Ces dernières années, le paysage du négoce nantais a bien changé. La région a vu l'arrivée des deux géants français du vin : Castel et Grands chais de France. Le premier a racheté Sautejeau-Beauquin et Friedrich en 2007, devenant ainsi le premier intervenant en muscadet et gros plant. Le second a acquis Vinival, Lacheteau et Roger Felicien Brou entre 2004 et 2007.
« Avant, nous avions un négoce familial local, traditionnel. Maintenant, nous avons deux leaders, dont les prises de décisions se font à l'extérieur du vignoble », constate Frédéric Macé, directeur du syndicat général des vignerons de Nantes. Certains s'en inquiètent. « On préfère travailler avec plusieurs interlocuteurs », indique un courtier. « Désormais, nous en avons peu, ajoute un autre. S'ils n'achètent pas, le marché reste éteint. »
Mais pour beaucoup, la venue de Castel et des Grands chais est une bonne chose. Selon Clair Moreau, président des vignerons indépendants de la région, ces groupes ont le poids nécessaire pour négocier avec la grande distribution. « 70 % de notre production passe par les étagères de la grande distribution et du hard discount. Face à leur puissance, il faut être solide », avoue-t-il. Sans compter qu'« avec leurs réseaux commerciaux, ils devraient pouvoir développer les marchés grands exports », espère un courtier.
Mais les nouveaux venus ont vécu des moments difficiles. Ils ont manqué de vin après le gel de 2008. Grands chais de France est encore très remonté à ce sujet. « Nous ne voulons plus investir dans le muscadet. Les volumes et les cours sont trop fluctuants », ne décolère pas Serge Fleischer, directeur de Lacheteau et Vinival.

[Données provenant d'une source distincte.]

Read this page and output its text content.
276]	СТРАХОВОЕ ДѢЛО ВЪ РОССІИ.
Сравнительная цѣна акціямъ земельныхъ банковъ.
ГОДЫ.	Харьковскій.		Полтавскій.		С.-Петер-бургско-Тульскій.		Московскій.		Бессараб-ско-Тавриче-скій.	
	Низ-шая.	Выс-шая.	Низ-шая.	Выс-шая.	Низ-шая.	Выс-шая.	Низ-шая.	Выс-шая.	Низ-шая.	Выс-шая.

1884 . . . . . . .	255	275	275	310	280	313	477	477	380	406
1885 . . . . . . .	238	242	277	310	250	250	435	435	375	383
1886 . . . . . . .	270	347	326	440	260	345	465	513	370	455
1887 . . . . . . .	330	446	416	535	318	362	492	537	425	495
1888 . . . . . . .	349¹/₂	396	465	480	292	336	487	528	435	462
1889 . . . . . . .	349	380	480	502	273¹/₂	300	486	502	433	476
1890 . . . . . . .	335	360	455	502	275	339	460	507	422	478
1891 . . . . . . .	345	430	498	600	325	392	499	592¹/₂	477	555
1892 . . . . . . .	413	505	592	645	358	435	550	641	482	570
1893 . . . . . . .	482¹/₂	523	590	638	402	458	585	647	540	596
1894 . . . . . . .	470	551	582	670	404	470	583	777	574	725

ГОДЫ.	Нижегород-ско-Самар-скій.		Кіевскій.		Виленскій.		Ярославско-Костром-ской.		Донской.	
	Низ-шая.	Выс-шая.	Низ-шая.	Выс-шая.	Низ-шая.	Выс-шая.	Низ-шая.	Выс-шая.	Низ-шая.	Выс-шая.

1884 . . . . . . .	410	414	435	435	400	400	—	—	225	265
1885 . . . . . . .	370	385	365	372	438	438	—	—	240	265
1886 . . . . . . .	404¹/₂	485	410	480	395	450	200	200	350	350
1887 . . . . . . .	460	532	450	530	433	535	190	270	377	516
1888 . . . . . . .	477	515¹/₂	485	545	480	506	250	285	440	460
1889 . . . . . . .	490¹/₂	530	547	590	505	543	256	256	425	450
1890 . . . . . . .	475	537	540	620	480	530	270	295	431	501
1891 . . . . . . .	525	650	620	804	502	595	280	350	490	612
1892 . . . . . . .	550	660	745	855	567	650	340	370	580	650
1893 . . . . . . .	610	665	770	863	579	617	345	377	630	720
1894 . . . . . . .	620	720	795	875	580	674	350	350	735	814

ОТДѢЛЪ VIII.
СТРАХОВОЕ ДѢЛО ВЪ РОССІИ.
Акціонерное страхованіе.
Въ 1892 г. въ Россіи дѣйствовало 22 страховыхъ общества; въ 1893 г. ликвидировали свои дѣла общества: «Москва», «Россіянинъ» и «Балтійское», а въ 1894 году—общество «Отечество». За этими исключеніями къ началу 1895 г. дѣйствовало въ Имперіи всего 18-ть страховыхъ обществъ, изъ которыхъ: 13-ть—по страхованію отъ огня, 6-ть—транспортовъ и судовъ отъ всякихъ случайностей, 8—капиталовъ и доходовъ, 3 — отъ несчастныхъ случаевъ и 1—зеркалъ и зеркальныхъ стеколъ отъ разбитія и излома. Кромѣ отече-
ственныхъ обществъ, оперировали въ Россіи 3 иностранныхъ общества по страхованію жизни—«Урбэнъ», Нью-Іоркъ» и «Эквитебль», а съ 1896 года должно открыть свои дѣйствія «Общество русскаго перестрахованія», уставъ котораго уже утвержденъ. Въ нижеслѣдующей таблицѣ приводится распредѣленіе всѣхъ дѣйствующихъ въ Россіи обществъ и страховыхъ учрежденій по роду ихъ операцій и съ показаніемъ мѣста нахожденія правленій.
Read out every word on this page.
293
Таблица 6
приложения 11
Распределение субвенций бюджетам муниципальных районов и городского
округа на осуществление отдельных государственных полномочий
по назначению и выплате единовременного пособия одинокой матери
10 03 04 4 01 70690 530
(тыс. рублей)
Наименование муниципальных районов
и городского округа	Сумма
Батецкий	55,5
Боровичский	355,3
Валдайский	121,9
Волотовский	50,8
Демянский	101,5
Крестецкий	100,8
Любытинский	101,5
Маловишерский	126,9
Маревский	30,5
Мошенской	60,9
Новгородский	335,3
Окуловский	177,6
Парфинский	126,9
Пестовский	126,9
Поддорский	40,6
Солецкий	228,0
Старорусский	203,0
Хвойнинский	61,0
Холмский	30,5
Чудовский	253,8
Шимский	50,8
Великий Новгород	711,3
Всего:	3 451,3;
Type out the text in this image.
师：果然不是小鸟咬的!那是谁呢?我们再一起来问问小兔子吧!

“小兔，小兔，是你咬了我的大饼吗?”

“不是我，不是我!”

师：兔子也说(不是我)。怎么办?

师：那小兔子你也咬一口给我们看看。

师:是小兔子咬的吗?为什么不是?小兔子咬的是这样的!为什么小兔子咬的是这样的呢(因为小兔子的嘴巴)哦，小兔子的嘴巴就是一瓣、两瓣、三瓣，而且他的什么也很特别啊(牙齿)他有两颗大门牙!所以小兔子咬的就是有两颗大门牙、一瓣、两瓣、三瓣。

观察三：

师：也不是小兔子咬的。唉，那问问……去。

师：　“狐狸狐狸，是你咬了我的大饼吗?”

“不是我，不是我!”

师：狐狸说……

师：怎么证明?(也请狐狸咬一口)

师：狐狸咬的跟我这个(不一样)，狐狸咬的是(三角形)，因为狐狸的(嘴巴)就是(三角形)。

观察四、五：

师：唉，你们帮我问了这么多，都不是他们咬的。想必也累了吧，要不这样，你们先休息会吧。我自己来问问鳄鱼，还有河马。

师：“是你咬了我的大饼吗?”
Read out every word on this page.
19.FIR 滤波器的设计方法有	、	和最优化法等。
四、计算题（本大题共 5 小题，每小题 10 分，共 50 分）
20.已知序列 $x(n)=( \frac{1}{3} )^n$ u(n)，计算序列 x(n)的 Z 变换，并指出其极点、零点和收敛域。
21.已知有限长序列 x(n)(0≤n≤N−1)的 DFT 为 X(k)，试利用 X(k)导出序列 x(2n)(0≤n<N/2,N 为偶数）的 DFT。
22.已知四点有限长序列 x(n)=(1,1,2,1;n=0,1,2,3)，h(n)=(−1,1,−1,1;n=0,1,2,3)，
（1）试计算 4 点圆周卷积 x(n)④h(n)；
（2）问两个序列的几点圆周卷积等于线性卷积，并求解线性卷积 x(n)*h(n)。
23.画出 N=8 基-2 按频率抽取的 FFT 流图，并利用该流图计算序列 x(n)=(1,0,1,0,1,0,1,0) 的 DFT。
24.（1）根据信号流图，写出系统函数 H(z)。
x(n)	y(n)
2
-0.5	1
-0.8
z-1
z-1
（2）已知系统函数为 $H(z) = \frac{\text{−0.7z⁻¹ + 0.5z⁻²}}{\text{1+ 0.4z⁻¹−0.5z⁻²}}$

Castel continue de miser sur la région
Castel reconnaît aussi qu'il n'a pas investi au bon moment. « Nous avons manqué de volumes et perdu pas mal de marchés en France en grande distribution, et à l'étranger, notamment en Grande-Bretagne », explique Franck Crouzet, directeur de la communication. Mais le groupe continue de miser sur la région. « Nous souhaitons faire du Muscadet et du Cabernet-d'Anjou, les deux AOC majeures du Val de Loire. Nous avons la capacité de développer des marques nationales, régionales et réservées pour ces deux produits, annonce Franck Crouzet. Nous voulons développer des partenariats pour avoir l'approvisionnement le plus régulier possible. »
Après le gel du printemps 2008, la récolte a été amputée de moitié, plafonnant à 299 000 hl. Vignerons et négociants ont essayé de voir ensemble comment ils pouvaient réagir. Ils ont monté un groupe de travail et ont fait appel au cabinet Equonoxe pour avoir un état des lieux économique après le gel.
Mais malheureusement, ces réunions n'ont pas empêché les cours de flamber, le muscadet générique s'échangeant à 205 €/hl, prix moyen de campagne 2008-2009. De plus, les vignerons ayant des marchés directs ont gardé leurs vins pour servir leurs clients. Alors qu'habituellement, le négoce vend 70 % des muscadets, il n'en a commercialisé que 51 % l'an dernier.
Face à la situation, les négociants ont privilégié le haut de gamme, à savoir les muscadets sur lies. Et ils n'ont pas forcément fait de propositions commerciales auprès de leurs acheteurs pour le muscadet générique. Ce dernier a donc disparu des rayons des grandes surfaces rapidement. De ce fait, certains vignerons n'ont pas trouvé preneur de vins qu'ils espéraient pourtant vendre cher. Ils se retrouvent avec des volumes sur les bras. Cette situation pèse sur la nouvelle campagne. « Sur le marché libre, certains déstabilisent tout. Ils vendent en dessous des prix planchers que nous assurons aux producteurs qui se sont engagés avec nous dans des contrats pluriannuels. Dans ces conditions, je ne souhaite plus développer de partenariats », tempête Serge Fleischer.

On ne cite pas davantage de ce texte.